National Ambient Noise Survey
January 1, 1982
The objectives, methodology, and results of a national survey of outdoor noise environments in urban residential areas are discussed. The objectives were to determine overall noise levels, source contributions, and patterns of spatial and temporal variation in these areas, along with the effect of three locational factors on these parameters. The survey employed a randomized site selection procedure, a startified sampling strategy, and a multifaceted measurement protocol to meet these objectives. Results of the survey include a simple model which predicts Ldn in these areas, projections of nationwide noise impact, average source contributions and temporal noise level histories and average variations in noise level at different locations around residential units.
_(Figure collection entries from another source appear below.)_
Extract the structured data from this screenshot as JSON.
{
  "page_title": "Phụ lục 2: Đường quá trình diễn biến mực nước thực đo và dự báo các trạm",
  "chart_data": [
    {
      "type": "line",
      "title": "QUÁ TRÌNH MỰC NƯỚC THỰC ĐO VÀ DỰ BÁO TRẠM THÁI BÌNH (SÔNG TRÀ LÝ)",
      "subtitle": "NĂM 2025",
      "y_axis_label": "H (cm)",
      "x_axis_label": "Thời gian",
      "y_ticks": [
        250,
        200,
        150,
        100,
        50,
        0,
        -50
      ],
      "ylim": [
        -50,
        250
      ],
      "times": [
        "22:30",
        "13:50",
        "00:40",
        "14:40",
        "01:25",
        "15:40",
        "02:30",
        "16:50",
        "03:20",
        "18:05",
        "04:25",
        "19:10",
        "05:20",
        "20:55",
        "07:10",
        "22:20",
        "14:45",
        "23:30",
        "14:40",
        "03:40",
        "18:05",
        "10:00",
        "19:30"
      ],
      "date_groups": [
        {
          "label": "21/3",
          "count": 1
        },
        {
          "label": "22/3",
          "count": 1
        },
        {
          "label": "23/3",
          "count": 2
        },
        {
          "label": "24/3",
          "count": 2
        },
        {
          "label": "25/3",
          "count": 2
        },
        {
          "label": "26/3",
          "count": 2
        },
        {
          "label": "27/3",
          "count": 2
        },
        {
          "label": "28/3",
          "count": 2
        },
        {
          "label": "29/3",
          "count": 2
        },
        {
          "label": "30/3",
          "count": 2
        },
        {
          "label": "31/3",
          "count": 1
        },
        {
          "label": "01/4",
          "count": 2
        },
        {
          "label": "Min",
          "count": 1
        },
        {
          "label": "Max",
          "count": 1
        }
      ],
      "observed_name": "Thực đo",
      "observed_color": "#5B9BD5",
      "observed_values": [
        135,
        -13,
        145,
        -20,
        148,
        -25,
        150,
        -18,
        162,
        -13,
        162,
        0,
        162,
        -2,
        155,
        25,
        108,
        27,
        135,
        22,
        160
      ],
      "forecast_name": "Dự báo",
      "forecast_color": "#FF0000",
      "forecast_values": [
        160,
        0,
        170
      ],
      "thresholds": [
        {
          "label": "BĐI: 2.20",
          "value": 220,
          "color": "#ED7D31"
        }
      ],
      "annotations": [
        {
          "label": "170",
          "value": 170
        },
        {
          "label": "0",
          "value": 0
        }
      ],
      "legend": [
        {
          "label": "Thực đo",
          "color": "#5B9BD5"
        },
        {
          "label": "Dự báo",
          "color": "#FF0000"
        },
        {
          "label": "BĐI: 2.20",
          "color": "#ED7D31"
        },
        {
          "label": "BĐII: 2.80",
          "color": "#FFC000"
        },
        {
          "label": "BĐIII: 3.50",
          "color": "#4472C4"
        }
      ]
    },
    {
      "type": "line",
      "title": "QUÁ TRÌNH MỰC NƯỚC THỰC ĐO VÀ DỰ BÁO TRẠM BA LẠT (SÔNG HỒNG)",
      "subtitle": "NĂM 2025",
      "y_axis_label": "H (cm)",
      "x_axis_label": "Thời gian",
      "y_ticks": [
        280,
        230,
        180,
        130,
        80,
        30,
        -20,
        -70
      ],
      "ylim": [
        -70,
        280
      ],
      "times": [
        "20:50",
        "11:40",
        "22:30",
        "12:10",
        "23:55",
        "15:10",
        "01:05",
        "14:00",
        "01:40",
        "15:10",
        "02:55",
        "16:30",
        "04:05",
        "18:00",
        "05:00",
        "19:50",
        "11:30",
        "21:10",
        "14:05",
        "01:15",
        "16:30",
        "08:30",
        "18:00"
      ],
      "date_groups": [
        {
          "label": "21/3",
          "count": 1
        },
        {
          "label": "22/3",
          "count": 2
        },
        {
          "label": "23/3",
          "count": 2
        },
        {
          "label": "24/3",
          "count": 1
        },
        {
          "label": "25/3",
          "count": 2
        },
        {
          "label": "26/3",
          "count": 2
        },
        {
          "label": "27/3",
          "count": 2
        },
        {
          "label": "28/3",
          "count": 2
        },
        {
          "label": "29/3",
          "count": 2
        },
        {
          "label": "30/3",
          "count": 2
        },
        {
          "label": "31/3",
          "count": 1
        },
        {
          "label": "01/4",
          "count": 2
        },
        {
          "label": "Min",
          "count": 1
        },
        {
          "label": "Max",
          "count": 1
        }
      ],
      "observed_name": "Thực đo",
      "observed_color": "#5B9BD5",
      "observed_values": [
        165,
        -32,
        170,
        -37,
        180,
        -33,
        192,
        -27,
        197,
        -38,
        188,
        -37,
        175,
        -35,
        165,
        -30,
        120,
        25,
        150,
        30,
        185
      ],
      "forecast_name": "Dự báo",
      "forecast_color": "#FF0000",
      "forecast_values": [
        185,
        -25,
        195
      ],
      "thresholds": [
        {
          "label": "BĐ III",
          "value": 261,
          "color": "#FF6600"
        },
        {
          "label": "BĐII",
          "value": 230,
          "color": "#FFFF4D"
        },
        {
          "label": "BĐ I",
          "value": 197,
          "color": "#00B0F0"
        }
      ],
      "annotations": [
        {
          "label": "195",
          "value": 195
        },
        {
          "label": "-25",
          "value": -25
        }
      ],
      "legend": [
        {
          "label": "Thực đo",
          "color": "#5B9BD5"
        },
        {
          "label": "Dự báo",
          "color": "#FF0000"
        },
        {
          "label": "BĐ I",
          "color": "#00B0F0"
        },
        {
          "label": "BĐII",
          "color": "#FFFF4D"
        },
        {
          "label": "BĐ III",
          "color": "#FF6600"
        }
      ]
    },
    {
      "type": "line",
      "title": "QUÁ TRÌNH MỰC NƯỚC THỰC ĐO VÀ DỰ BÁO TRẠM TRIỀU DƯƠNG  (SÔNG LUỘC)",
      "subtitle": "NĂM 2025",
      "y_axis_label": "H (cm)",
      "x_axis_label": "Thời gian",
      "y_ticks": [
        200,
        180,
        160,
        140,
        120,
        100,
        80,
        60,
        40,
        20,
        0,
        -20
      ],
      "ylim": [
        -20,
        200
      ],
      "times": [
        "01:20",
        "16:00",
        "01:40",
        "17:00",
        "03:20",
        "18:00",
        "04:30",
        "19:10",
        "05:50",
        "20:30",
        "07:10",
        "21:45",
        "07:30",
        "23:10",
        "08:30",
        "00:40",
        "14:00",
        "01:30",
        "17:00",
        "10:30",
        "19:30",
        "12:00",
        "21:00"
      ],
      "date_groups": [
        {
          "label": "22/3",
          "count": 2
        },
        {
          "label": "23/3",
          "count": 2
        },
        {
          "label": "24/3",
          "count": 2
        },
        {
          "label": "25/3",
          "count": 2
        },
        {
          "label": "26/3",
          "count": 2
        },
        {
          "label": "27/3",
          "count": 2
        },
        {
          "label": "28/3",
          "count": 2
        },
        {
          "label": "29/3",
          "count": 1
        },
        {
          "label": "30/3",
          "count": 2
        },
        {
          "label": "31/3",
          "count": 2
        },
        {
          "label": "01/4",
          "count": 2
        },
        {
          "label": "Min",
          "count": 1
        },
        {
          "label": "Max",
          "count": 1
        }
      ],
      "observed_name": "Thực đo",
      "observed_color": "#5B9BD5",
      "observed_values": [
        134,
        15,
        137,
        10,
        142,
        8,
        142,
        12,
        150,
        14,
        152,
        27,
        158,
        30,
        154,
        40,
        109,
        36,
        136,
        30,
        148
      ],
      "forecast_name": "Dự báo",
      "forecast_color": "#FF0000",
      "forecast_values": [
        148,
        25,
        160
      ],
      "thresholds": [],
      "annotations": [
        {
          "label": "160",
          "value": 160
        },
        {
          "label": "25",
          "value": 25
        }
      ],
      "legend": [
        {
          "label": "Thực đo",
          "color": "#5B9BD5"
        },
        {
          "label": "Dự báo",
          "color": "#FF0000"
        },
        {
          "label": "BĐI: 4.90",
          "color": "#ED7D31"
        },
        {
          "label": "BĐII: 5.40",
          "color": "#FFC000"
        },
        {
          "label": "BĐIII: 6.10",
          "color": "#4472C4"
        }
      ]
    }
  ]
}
Noise - How Much is Too Much?
May 20, 1975
Henning E. von Gierke contends that enough is known about the effects of noise on people to produce guidelines for maximum noise levels. Adopted by the Environmental Protection Ageny, these guidelines are designed to protect the public with an adequate margin of safety against hearing loss from occupational and environmental noise exposures and against interference with speech or other activities indoors or outdoors in residential areas.
The Urban Noise Survey
August 1, 1977
Most of the existing social survey data base on community annoyance has been in character and has been concerned primarily with airport and highway related noise. An essential element in assessing the impact of noise in urban areas away from airports and highways is the evaluation of the attitudes of people concerning the noise in the residential environment. A social survey was conducted to sample opinion over the entire range of noise exposure and population density characteristics of non-rural America.The objective of the Urban Noise Survey was to develop a first order relationship between noise exposure and human response as a function of situational and attitudinal variables associated with the life styles of people in various urban environments. This survey differed from prior surveys in the general area of noise pollution in several important aspects: (1) it was specifically designed to study noise exposure not directly related to airport and highway sources; (2) the social survey was made in conjunction with simultaneous physical measurements of noise exposure at sites with widely different noise environments; (3) it was national rather than local in character and was addressed to a broad rather than narrow range of noise exposures and respondents' life styles. Some of the major conclusions are that: (a) exposure to noise typical of many urban (non-aircraft and non-highway) environments produces widespread annoyance, speech interference, and sleep disturbance; (b) a strong relationship was demonstrated between exposure level and the proportion of a community highly annoyed by noise; (c) the prevalence of speech interference is an especially good predictor of annoyance; (d) the number of complaints about noise is a poor predictor of the prevalence of annoyance; (e) demographic factors alone are relatively poor predictors of noise annoyance; (f) freedom from noise exposure is a component of a neighborhood satisfaction, and quiet is highly valued; (g) noises associated with automotive sources are the most pervasive sources of annoying noise in urban areas; (h) annoyance associated with intrusive noise sources may be related to measurable noise exposure from such sources, even when their magnitudes are not as great as the level of overall exposure in a community; (i) there is some evidence that human response to noise exposure at Ldn values in excess of 70 dB is more acute than at lower levels.